Iran’s allies in its so-called “axis of resistance” – Hezbollah, Hamas, Yemen’s Houthis, and armed groups in Iraq – have carried out attacks in the region in support of the Palestinians in Gaza.
The confirmation of Sinwar’s death will dial up tensions in the Middle East where fears of a wider conflict have grown as Israel plans its response to an attack, featuring 180 ballistic missiles, carried out by Iran in response to Israel’s intensified strikes on its proxies.
The commander of Iran’s Revolutionary Guards warned Israel earlier on Thursday against attacking Iran. “We tell you [Israel] that if you commit any aggression against any point we will painfully attack the same point of yours,” Hossein Salami said in a televised speech, adding that Iran can penetrate Israel’s defences, which knocked the majority of Iran’s missiles out of the sky, with help from the US and other allies.
There has been speculation that Israel could strike Iran’s nuclear facilities, as it has long threatened to do, while other options include attacks on its vital oil sites.

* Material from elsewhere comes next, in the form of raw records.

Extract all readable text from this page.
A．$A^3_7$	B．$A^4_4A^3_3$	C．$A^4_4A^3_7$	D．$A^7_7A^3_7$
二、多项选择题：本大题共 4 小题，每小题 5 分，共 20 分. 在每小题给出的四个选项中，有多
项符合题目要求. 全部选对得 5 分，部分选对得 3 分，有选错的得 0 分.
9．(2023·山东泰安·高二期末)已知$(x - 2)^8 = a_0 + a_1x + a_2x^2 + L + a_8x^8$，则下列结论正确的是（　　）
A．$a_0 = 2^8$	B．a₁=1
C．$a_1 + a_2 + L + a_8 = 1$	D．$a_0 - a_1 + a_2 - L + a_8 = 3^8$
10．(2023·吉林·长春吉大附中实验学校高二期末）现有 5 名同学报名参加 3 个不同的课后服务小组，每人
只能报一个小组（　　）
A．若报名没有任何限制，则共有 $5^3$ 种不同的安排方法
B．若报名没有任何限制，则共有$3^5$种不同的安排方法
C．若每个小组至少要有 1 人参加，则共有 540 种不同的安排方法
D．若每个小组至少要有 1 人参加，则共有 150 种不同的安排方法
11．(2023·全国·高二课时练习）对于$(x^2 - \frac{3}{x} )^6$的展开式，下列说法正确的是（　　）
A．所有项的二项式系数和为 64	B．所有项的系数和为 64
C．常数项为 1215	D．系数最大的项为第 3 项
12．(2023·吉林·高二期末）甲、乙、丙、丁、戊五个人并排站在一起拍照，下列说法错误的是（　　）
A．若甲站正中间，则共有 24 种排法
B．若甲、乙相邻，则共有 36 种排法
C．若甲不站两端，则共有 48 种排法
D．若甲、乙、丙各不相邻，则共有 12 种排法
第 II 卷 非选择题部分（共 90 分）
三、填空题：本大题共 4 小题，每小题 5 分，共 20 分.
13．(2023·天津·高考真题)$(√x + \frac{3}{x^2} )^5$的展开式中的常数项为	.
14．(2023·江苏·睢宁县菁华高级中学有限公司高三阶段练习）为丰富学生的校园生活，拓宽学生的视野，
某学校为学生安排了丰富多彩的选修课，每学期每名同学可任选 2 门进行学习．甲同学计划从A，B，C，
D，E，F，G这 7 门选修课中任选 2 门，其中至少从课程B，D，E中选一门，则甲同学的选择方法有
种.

It comes as at least 28 Palestinians, including children, were killed in an Israeli strike on a shelter in the northern Gaza Strip, a Gaza health ministry official said. Dozens of people were also injured in the strike, Medhat Abbas told Reuters, as Israel’s bloody assault on northern Gaza continues. The Hamas-run Gaza government media office put the number of wounded at 160.
The Israeli military said dozens of militants were present in the shelter, claiming it had carried out a precise strike on Hamas and Islamic Jihad fighters inside the compound.

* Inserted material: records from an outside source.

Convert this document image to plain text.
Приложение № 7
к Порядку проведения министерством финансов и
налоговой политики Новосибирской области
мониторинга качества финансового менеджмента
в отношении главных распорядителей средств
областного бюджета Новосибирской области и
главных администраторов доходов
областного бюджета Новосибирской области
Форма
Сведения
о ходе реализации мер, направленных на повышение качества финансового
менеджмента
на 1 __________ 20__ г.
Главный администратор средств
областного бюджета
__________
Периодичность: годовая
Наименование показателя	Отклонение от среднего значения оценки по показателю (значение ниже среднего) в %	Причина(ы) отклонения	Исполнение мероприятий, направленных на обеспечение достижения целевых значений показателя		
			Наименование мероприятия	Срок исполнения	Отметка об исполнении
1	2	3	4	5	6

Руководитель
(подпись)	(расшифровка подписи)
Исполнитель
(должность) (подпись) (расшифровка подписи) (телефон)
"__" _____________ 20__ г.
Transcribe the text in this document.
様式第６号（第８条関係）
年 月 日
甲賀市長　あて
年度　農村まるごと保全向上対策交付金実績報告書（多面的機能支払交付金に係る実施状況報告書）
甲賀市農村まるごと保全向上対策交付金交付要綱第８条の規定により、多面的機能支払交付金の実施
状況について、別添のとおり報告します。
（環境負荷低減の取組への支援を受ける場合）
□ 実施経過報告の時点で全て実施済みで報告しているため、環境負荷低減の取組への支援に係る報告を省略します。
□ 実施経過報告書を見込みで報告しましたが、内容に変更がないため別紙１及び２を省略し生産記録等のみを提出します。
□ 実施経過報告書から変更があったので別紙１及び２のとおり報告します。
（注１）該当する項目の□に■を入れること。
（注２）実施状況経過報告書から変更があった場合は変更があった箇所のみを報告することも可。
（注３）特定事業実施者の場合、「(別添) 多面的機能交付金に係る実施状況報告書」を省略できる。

Tanks were sent by the Israeli military into Jabalia in the north, where United Nations officials expressed concern over shortages of food and medicine.
A report by the International Labour Organisation (ILO) revealed unemployment in Gaza has hit nearly 80 per cent since the outbreak of the Israel-Hamas war, with almost the entire 2.3 million population forced into poverty.

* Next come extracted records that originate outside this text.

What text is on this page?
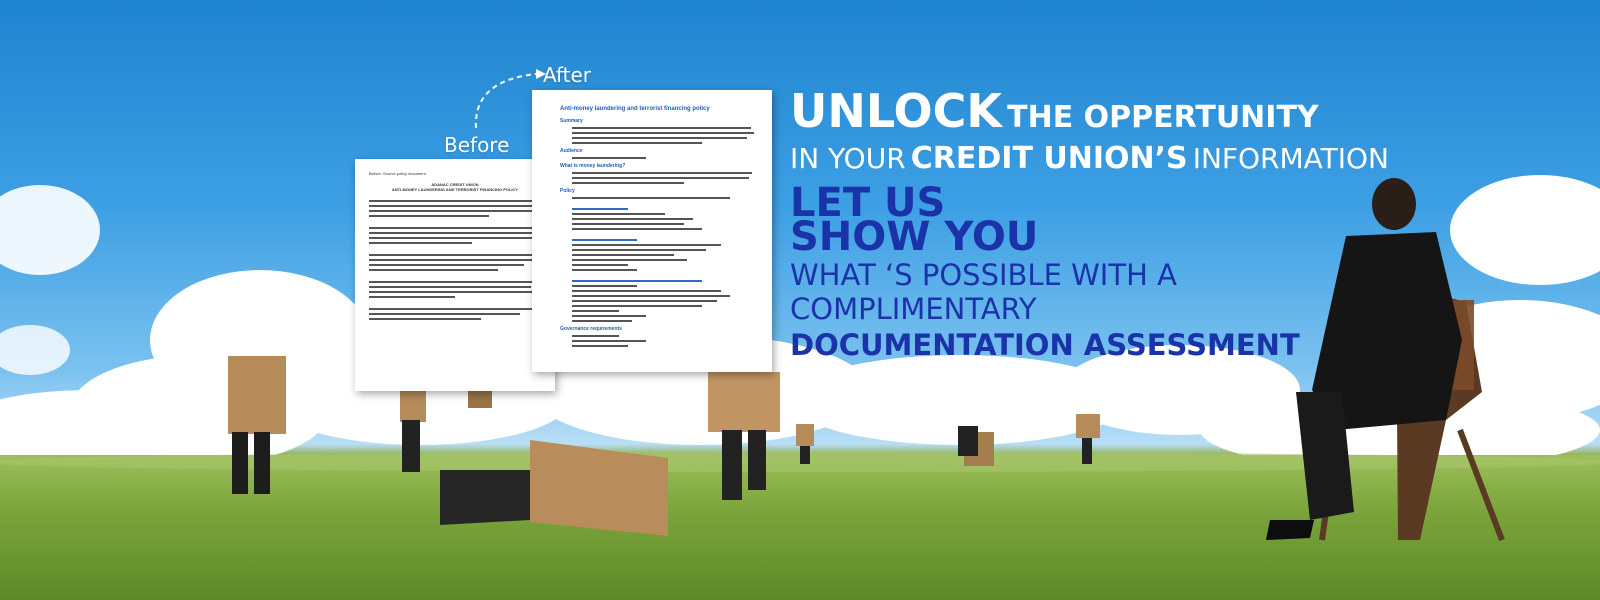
Before
After
Before: Source policy document
ADANAC CREDIT UNION
ANTI-MONEY LAUNDERING AND TERRORIST FINANCING POLICY
Anti-money laundering and terrorist financing policy
Summary
Audience
What is money laundering?
Policy
Governance requirements
UNLOCK THE OPPERTUNITY
IN YOUR CREDIT UNION’S INFORMATION
LET US
SHOW YOU
WHAT ‘S POSSIBLE WITH A
COMPLIMENTARY
DOCUMENTATION ASSESSMENT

Referring to both Gaza and the West Bank, the ILO said the conflict had caused “unprecedented and wide-ranging devastation on the labour market and the wider economy across the Occupied Palestinian Territory”.
Gaza’s economic output has also shrunk by 85 per cent since the war began.
Elsewhere, Syrian state media reported that Israel had struck Syria’s port city of Latakia early on Thursday, while US B-2 stealth bombers have been used against the Houthis for the first time in a move that also marks a message to Tehran.
It is believed to be the first time the B-2 has been used in a combat mission since 2017. In announcing the strikes against the Houthis, who have been attacking ships in the Red Sea, the US defence secretary, Lloyd Austin, made a point of issuing a warning that there will be no place that Washington cannot reach.
“This was a unique demonstration of the United States’s ability to target facilities that our adversaries seek to keep out of reach, no matter how deeply buried underground, hardened or fortified,” Mr Austin said.
The “hardened” facilities contained weapon components which the Houthis have used to “target civilian and military vessels throughout the region,” Mr Austin said, but it is not yet clear how much damage has been caused.